Heart Valve Disease Ambassadors Tell Their Story - Heart Valve Disease Awareness Day

Update

Heart Valve Disease Ambassadors Tell Their Story

Dennis and Ann Dobkowski will be speaking at next week’s Capitol Hill briefing focused on National Heart Valve Disease Awareness Day. Below is their story.

Dennis Dobkowski’s heart valve problem didn’t seem so bad at first. It had actually begun with the detection of a heart murmur during a routine doctor’s visit 15 years ago. It was not a big deal, just something to keep track of.

But in one brief doctor’s visit in 2014, everything changed for the then 67-year-old Southern Californian.“I started feeling totally exhausted all of the time and couldn’t focus on work. When I went in for a checkup, my doctor told me I had a leaking heart valve,” recalls Dennis.

He and his wife, Ann, a registered nurse, were told he’d need to have heart valve surgery within the next month and a half.

The change was a wake-up call for the couple. “I had no idea. When they said a heart murmur, I didn’t realize it could progress to valve failure,” admits Dennis. “At that point I was going merrily along. But all at once it got more serious.”

“He was always an active man,” adds Ann. “All of the sudden, I could barely get him out of the chair. There was such a difference.”

But they followed their doctor’s advice and got the surgery scheduled.

To prepare for the surgery, Dennis and Ann started to look for information about heart valve disease. They were surprised to find that there wasn’t as much information as you’d expect for a life-threatening disease that affects more than five million Americans.

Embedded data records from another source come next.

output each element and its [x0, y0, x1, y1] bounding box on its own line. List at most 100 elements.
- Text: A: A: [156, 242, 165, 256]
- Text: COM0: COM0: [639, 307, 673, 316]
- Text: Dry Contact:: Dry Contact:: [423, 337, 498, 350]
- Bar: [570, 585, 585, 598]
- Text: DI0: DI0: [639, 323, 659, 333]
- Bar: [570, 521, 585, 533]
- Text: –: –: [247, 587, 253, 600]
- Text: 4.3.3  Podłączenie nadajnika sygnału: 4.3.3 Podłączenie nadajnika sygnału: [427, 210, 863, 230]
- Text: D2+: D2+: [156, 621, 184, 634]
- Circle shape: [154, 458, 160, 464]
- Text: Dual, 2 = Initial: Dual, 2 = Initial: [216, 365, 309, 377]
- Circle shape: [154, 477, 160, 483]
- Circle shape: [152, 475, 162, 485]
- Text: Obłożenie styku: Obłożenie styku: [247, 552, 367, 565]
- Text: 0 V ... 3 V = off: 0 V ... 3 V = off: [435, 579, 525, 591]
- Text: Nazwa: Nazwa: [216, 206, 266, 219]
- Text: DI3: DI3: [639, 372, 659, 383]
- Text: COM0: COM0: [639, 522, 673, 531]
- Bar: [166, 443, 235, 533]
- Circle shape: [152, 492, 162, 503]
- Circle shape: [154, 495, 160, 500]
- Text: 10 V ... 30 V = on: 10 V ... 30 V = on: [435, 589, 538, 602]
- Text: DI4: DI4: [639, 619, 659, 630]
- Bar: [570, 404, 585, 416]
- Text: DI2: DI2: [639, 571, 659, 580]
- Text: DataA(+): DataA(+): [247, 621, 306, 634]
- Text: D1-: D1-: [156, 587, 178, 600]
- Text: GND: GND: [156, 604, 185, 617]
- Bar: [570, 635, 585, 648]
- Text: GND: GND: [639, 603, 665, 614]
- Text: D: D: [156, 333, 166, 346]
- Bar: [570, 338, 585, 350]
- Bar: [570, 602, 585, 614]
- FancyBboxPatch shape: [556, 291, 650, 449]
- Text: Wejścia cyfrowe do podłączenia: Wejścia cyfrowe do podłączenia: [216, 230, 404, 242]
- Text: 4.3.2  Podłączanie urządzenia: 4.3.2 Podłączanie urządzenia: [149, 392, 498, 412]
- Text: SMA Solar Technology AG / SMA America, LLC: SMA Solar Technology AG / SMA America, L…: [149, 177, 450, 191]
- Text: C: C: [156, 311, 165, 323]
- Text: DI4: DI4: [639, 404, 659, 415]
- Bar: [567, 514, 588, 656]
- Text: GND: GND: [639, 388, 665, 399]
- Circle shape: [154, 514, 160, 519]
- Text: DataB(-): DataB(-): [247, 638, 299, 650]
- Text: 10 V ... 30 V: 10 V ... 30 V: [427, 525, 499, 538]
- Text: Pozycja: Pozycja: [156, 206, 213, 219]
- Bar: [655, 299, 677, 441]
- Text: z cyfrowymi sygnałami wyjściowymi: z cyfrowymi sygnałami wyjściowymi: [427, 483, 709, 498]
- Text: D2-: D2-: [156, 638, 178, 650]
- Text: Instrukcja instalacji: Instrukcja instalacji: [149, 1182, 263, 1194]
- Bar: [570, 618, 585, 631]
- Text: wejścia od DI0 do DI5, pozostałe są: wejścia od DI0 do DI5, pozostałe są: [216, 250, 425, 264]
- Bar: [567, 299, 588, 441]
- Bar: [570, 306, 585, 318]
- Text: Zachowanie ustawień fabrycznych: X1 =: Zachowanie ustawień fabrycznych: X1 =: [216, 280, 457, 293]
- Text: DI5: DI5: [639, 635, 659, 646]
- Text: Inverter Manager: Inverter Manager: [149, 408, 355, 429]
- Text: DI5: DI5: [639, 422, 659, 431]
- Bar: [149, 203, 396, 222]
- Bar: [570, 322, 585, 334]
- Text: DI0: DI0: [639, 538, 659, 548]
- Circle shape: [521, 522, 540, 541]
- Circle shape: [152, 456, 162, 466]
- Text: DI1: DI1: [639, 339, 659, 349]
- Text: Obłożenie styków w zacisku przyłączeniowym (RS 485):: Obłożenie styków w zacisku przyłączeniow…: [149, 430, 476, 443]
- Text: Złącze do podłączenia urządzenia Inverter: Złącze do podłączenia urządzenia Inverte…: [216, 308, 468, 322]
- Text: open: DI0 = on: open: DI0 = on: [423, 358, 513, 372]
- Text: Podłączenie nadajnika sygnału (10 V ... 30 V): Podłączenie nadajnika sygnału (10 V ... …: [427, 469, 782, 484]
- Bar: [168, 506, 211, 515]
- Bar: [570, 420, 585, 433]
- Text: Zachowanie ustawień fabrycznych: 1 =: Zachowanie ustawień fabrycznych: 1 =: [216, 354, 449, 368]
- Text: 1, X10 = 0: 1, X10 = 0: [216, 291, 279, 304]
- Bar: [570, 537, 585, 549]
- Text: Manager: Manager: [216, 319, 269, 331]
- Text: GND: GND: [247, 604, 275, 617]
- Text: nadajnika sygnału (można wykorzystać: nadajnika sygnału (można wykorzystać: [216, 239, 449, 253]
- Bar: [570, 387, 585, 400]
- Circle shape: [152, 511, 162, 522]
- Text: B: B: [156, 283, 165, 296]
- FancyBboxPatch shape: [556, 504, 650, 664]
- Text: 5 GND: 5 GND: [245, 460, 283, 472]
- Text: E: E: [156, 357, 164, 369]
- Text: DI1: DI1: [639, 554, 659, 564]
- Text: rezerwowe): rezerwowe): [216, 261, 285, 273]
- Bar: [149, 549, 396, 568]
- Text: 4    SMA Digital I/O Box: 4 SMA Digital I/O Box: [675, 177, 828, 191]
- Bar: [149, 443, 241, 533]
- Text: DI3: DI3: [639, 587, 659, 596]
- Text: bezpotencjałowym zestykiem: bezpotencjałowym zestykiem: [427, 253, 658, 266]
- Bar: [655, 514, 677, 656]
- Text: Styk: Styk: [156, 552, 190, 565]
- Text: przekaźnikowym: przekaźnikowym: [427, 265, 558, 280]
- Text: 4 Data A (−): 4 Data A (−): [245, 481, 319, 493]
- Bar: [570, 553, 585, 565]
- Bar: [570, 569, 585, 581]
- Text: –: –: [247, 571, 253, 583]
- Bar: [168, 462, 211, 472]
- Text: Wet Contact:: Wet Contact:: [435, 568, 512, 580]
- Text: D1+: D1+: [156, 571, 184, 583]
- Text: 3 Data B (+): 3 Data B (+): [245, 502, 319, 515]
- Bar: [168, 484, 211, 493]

Fortunately, Dennis crossed paths with someone who had experienced heart valve surgery and who was able to prepare him for what was to come.

Dennis not only successfully came out of his surgery, he also found a new calling: as a heart valve disease ambassador for the American Heart Association (as did Ann).

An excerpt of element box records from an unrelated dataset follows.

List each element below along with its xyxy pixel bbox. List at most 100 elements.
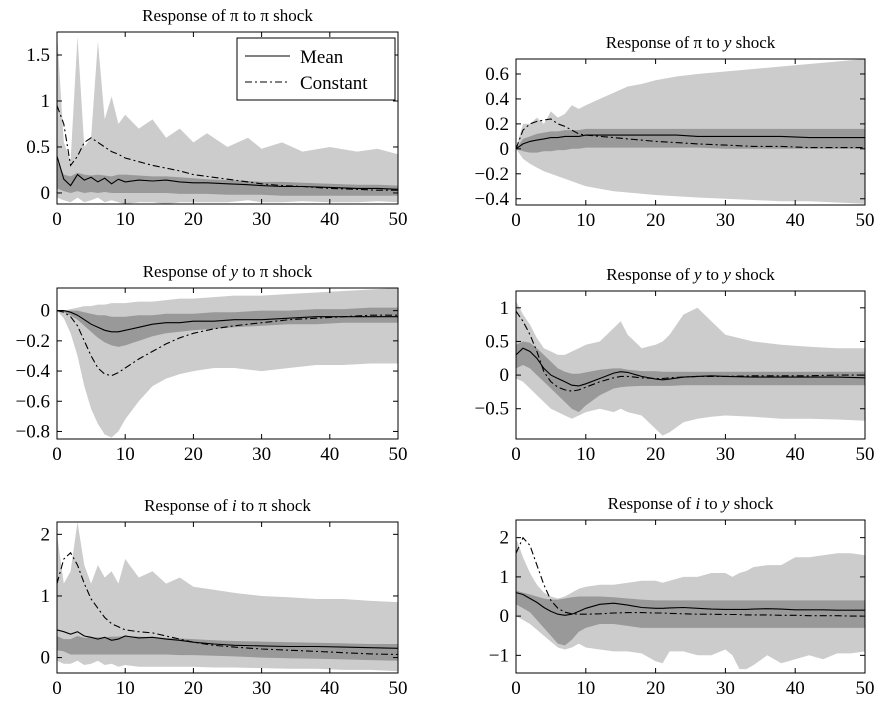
x-tick-label: 20 <box>184 209 203 230</box>
y-tick-label: 0 <box>500 365 510 386</box>
title-part: shock <box>731 265 775 284</box>
legend-mean-label: Mean <box>300 47 344 68</box>
legend-box <box>236 37 396 101</box>
mean-series-line <box>516 592 865 616</box>
y-tick-label: −0.8 <box>16 421 50 442</box>
y-tick-label: −1 <box>489 645 509 666</box>
panel-title: Response of y to y shock <box>606 265 775 284</box>
y-tick-label: 1 <box>500 567 510 588</box>
title-part: to <box>237 496 259 515</box>
axes-frame <box>56 521 399 674</box>
title-part: i <box>695 494 700 513</box>
y-tick-label: 0 <box>41 301 51 322</box>
axes-frame <box>515 519 866 674</box>
inner-band <box>57 636 398 661</box>
panel-title: Response of π to y shock <box>606 33 776 52</box>
plot-area <box>57 32 398 204</box>
title-part: Response of <box>144 496 232 515</box>
title-part: π <box>694 33 703 52</box>
y-tick-label: 0.4 <box>485 89 509 110</box>
constant-series-line <box>516 310 865 392</box>
x-tick-label: 10 <box>116 444 135 465</box>
x-tick-label: 50 <box>389 209 408 230</box>
y-tick-label: 0.5 <box>26 137 50 158</box>
x-tick-label: 40 <box>320 444 339 465</box>
y-tick-label: −0.2 <box>475 164 509 185</box>
constant-series-line <box>516 536 865 617</box>
axes-frame <box>515 58 866 206</box>
x-tick-label: 10 <box>576 210 595 231</box>
y-tick-label: 1.5 <box>26 45 50 66</box>
y-tick-label: −0.4 <box>16 361 51 382</box>
mean-series-line <box>516 347 865 387</box>
x-tick-label: 10 <box>576 444 595 465</box>
plot-area <box>516 301 865 436</box>
panel-4: 0 10 20 30 40 50 −0.5 0 0.5 1 Response of y to y s… <box>475 265 875 465</box>
x-tick-label: 40 <box>786 678 805 699</box>
plot-area <box>57 288 398 438</box>
y-tick-label: −0.5 <box>475 399 509 420</box>
y-tick-label: 0 <box>41 183 51 204</box>
title-part: y <box>229 262 239 281</box>
title-part: y <box>722 33 732 52</box>
title-part: π <box>230 6 239 25</box>
y-tick-label: 0.5 <box>485 331 509 352</box>
title-part: π <box>258 496 267 515</box>
y-tick-label: −0.2 <box>16 331 50 352</box>
axes-frame <box>56 31 399 205</box>
panel-2: 0 10 20 30 40 50 −0.4 −0.2 0 0.2 0.4 0.6 Response of… <box>475 33 875 231</box>
title-part: to <box>239 6 261 25</box>
title-part: shock <box>267 496 311 515</box>
constant-series-line <box>516 118 865 149</box>
title-part: y <box>721 265 731 284</box>
title-part: shock <box>269 6 313 25</box>
x-tick-label: 50 <box>389 444 408 465</box>
x-tick-label: 10 <box>116 209 135 230</box>
mean-series-line <box>57 156 398 190</box>
title-part: y <box>720 494 730 513</box>
outer-band <box>516 301 865 436</box>
y-tick-label: 0 <box>500 606 510 627</box>
x-tick-label: 40 <box>320 678 339 699</box>
y-tick-label: 0 <box>41 648 51 669</box>
x-tick-label: 40 <box>786 210 805 231</box>
y-tick-label: 1 <box>41 586 51 607</box>
panel-1: 0 10 20 30 40 50 0 0.5 1 1.5 Response of π to π sh… <box>26 6 407 230</box>
title-part: shock <box>729 494 773 513</box>
constant-series-line <box>57 551 398 656</box>
x-tick-label: 10 <box>116 678 135 699</box>
legend: Mean Constant <box>236 37 396 101</box>
y-tick-label: 2 <box>41 524 51 545</box>
y-tick-label: 2 <box>500 528 510 549</box>
title-part: i <box>232 496 237 515</box>
x-tick-label: 20 <box>184 444 203 465</box>
x-tick-label: 30 <box>716 678 735 699</box>
panel-5: 0 10 20 30 40 50 0 1 2 Response of i to π shock <box>41 496 408 699</box>
x-tick-label: 0 <box>52 209 62 230</box>
x-tick-label: 40 <box>320 209 339 230</box>
title-part: π <box>260 6 269 25</box>
x-tick-label: 10 <box>576 678 595 699</box>
x-tick-label: 20 <box>646 210 665 231</box>
title-part: y <box>692 265 702 284</box>
title-part: Response of <box>606 265 694 284</box>
constant-series-line <box>57 310 398 377</box>
x-tick-label: 50 <box>856 444 875 465</box>
title-part: shock <box>731 33 775 52</box>
title-part: to <box>702 265 724 284</box>
panel-3: 0 10 20 30 40 50 −0.8 −0.6 −0.4 −0.2 0 Response of … <box>16 262 408 465</box>
title-part: Response of <box>143 262 231 281</box>
x-tick-label: 50 <box>389 678 408 699</box>
x-tick-label: 30 <box>252 444 271 465</box>
x-tick-label: 30 <box>252 678 271 699</box>
mean-series-line <box>516 134 865 150</box>
legend-constant-label: Constant <box>300 73 368 94</box>
x-tick-label: 0 <box>52 678 62 699</box>
x-tick-label: 0 <box>511 210 521 231</box>
x-tick-label: 0 <box>52 444 62 465</box>
plot-area <box>57 522 398 672</box>
x-tick-label: 40 <box>786 444 805 465</box>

“After my surgery, I met people from the AHA who said they were starting an Ambassador program for heart valve disease,” he says. “Both Ann and I got involved.”

Today, Dennis is enjoying his post-surgery life and his new passion for educating others about heart valve disease.

When he was given an opportunity to participate in a kick-off event in celebration of the first-ever National Heart Valve Disease Awareness Day on February 22 in Washington, D.C., he could not say no.

“We are so excited to come out and speak on Capitol Hill about our story,” he says. “National Heart Valve Disease Awareness Day offers a forum to encourage people to be aware about the dangers of heart valve disease. People often have symptoms like I had and think it is connected to ‘old age.’  But they can be the warning signs for heart valve disease. We want people to listen to their heart and get it checked out with their doctor. It could be life-saving. In my case it was, and every new day is a gift for me.”